The Company had repurchased 9.1 million shares of its common stock at a total cost of $129.2 million as of December 31, 2000. On February 8, 2001, the Company received authorization from its Board of Directors to repurchase up to an additional 5 million shares. Subsequent to December 31, 2000 and using the proceeds of the Sunburst note, the Company repurchased 7.3 million shares of outstanding common stock at a total cost of $105.4 million.

The Company believes that cash flows from operations and available financing capacity are adequate to meet the expected operating, investing, financing and debt service requirements of the business for the immediate future.

Impact of Recently Issued Accounting Standards

In June 1998, the Financial Accounting Standards Board (Board) issued SFAS No. 133, “Accounting for Derivative Instruments and Hedging Activities,” which established accounting and reporting standards for derivative instruments, including derivative instruments embedded in other contracts, and for hedging activities. SFAS No. 133 requires the recognition of the fair value of derivatives in the statement of financial position, with changes in the fair value recognized either in earnings or as a component of other comprehensive income dependent upon the hedging nature of the derivative. In June 1999, the Board issued SFAS No. 137, “Accounting for Derivative Instruments and Hedging Activities – Deferral of the Effective Date of FASB Statement No. 133,” which deferred the effective date of SFAS No. 133 until fiscal years beginning after June 15, 2000. SFAS No. 133 does not have a material impact on the Company’s earnings or other comprehensive income.

In December 1999, the Securities and Exchange Commission issued Staff Accounting Bulletin (“SAB”) No. 101, “Revenue Recognition,” which requires revenues to be recognized when realized and earned. Revenue is generally realized and earned when all the following criteria are met: (i) persuasive evidence of an arrangement exists; (ii) delivery has occurred or services have been rendered; (iii) the selling price must be fixed or determinable; and, (iv) collectibility is reasonably assured. The Company implemented SAB No. 101 in 2000.
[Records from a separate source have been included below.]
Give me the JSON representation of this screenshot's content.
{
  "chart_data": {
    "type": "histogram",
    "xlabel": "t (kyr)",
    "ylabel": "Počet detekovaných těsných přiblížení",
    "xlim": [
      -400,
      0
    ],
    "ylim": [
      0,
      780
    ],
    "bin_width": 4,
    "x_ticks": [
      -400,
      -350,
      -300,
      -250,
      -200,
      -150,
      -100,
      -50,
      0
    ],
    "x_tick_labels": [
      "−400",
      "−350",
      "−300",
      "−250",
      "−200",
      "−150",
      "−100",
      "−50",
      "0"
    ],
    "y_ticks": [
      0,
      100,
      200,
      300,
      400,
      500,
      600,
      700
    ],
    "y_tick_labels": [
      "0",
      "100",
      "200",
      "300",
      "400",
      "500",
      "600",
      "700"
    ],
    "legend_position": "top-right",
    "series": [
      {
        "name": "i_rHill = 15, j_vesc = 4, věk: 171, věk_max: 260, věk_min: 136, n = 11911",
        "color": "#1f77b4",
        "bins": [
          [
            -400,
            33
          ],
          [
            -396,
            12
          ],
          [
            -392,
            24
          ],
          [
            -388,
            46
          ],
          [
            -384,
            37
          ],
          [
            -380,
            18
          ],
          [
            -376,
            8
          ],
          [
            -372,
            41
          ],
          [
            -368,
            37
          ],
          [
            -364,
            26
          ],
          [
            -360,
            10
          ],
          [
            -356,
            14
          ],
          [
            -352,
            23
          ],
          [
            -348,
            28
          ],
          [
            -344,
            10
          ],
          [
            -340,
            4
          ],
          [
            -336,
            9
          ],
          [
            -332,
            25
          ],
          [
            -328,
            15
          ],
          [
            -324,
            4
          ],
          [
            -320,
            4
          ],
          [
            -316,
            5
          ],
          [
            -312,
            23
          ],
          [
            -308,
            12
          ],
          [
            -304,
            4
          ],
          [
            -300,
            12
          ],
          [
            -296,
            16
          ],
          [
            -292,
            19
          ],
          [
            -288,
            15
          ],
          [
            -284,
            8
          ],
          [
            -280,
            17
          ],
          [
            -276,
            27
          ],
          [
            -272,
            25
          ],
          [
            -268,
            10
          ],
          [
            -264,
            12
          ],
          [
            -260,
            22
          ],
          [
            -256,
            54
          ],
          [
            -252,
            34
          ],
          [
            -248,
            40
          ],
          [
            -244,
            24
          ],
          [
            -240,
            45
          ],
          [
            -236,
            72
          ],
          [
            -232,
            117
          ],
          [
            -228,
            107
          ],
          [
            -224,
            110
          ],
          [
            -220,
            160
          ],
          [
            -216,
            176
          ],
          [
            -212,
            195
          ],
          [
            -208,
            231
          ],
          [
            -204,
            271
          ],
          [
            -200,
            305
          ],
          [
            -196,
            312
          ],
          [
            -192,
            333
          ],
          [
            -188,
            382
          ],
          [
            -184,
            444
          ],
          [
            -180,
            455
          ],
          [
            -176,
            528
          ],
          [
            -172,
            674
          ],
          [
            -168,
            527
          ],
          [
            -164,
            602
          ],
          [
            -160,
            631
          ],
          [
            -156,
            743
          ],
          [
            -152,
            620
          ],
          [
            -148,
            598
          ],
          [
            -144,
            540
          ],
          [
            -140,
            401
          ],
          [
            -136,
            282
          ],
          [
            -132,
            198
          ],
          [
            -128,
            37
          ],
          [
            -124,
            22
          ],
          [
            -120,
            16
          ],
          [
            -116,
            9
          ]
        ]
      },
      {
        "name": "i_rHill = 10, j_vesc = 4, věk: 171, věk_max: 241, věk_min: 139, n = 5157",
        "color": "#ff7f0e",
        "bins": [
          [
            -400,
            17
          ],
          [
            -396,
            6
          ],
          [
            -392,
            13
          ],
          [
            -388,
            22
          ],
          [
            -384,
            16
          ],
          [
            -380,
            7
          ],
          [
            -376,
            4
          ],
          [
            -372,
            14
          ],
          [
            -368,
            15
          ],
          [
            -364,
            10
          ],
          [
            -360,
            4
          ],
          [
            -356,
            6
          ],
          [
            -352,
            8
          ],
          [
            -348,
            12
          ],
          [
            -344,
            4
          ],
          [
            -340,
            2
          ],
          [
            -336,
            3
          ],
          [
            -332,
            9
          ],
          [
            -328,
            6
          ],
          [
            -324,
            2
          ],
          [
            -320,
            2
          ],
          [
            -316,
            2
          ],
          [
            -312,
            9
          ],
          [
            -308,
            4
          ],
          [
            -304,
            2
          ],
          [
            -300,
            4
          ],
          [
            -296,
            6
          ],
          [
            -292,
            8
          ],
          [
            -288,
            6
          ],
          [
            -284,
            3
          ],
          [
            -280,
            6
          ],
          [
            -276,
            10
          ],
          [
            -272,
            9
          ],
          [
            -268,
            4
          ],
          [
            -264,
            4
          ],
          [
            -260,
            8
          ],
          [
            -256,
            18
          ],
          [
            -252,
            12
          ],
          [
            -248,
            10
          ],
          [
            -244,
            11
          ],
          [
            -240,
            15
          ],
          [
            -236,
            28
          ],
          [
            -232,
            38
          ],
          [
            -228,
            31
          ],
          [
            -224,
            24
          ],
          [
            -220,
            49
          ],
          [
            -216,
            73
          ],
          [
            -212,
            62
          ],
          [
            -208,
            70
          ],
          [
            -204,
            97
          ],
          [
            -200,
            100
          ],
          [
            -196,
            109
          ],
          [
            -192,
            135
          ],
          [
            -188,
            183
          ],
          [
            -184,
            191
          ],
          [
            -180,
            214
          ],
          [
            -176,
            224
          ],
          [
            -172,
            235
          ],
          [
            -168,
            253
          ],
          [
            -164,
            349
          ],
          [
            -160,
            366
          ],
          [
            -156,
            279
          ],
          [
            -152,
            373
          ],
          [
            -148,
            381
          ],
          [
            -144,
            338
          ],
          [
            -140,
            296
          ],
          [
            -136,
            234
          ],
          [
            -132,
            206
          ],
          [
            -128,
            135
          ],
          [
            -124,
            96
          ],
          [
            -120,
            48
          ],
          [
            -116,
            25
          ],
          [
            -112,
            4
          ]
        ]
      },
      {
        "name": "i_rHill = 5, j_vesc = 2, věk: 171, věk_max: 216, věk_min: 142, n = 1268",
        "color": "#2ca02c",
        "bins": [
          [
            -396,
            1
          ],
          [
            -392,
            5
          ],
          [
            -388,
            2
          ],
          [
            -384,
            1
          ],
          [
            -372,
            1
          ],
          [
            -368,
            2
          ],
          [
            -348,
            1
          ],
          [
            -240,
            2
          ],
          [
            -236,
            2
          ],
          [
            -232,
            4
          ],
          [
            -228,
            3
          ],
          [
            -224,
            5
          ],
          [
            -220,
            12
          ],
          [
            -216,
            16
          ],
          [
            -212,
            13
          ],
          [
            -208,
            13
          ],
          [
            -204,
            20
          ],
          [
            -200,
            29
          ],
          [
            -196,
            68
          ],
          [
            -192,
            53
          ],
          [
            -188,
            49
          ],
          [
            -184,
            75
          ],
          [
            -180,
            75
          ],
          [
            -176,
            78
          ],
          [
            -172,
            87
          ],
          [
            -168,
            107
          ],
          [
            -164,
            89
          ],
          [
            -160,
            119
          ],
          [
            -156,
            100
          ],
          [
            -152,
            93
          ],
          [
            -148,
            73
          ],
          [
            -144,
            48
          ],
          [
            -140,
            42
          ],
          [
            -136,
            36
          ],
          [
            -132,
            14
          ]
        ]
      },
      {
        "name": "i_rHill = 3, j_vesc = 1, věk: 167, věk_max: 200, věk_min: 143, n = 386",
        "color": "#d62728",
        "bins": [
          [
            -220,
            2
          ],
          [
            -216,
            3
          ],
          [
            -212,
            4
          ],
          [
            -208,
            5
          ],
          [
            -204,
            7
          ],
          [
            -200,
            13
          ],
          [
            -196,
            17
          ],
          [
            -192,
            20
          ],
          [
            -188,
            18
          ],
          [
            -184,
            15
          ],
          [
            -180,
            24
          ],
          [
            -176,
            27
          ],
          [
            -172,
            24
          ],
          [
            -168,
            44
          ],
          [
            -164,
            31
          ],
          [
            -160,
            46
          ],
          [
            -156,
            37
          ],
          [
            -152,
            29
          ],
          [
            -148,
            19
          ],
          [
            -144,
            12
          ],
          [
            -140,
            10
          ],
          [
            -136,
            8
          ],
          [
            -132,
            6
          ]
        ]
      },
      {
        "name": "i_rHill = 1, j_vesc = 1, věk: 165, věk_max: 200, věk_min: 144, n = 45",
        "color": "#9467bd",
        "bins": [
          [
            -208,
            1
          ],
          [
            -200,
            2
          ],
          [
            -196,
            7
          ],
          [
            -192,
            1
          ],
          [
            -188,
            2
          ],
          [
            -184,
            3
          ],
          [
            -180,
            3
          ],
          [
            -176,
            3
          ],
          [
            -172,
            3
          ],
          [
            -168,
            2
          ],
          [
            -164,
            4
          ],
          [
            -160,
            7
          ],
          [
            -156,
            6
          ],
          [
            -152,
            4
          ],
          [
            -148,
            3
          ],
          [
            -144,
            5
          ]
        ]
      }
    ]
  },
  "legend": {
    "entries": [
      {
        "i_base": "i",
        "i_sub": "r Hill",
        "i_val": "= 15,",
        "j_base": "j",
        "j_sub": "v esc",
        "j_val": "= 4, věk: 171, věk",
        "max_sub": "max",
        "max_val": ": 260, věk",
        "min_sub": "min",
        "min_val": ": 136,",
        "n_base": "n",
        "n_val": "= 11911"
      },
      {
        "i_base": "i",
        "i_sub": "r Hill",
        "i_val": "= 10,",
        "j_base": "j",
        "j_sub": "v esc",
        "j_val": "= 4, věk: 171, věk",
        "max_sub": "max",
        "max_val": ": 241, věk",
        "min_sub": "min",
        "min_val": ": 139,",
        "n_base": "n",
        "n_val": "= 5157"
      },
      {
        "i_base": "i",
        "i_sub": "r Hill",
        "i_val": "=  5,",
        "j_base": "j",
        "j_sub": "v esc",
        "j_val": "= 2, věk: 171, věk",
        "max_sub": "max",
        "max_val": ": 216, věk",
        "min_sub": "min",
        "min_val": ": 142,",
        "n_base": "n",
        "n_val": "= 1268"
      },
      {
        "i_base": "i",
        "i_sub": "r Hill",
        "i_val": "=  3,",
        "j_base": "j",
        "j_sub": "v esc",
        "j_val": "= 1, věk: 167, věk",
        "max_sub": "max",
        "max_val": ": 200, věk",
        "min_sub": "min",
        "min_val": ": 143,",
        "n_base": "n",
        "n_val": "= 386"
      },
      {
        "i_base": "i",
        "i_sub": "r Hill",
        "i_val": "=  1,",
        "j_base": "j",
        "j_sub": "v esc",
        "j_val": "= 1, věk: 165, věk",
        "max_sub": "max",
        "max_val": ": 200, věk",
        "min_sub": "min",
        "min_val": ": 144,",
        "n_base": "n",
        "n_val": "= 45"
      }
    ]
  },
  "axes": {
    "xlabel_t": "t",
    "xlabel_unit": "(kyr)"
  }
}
Forward-Looking Statements

Certain statements contained in this annual report, including those in the section entitled Management’s Discussion and Analysis, that are not historical facts constitute “forward-looking statements” within the meaning of the Private Securities Litigation Reform Act. Words such as “believes,” “anticipates,” “expects,” “intends,” “estimates,” “projects,” and other similar expressions, which are predictions of or indicate future events and trends, typically identify forward-looking statements. Such statements are subject to a number of risks and uncertainties which could cause actual results to differ materially from those projected, including: competition within each of our business segments; business strategies and their intended results; the balance between supply of and demand for hotel rooms; our ability to obtain new franchise agreements; our ability to develop and maintain positive relations with current and potential hotel owners; the effect of international, national and regional economic conditions; the availability of capital to allow us and potential hotel owners to fund investments and construction of hotels; the cost and other effects of legal proceedings; and other risks described from time to time in our filings with the Securities and Exchange Commission, including those set forth under the heading “Risk Factors” in our Report on Form 10-Q for the period ended June 30, 1999. Given these uncertainties, you are cautioned not to place undue reliance on such statements. The Company also undertakes no obligation to publicly update or revise any forward-looking statement to reflect current or future events or circumstances.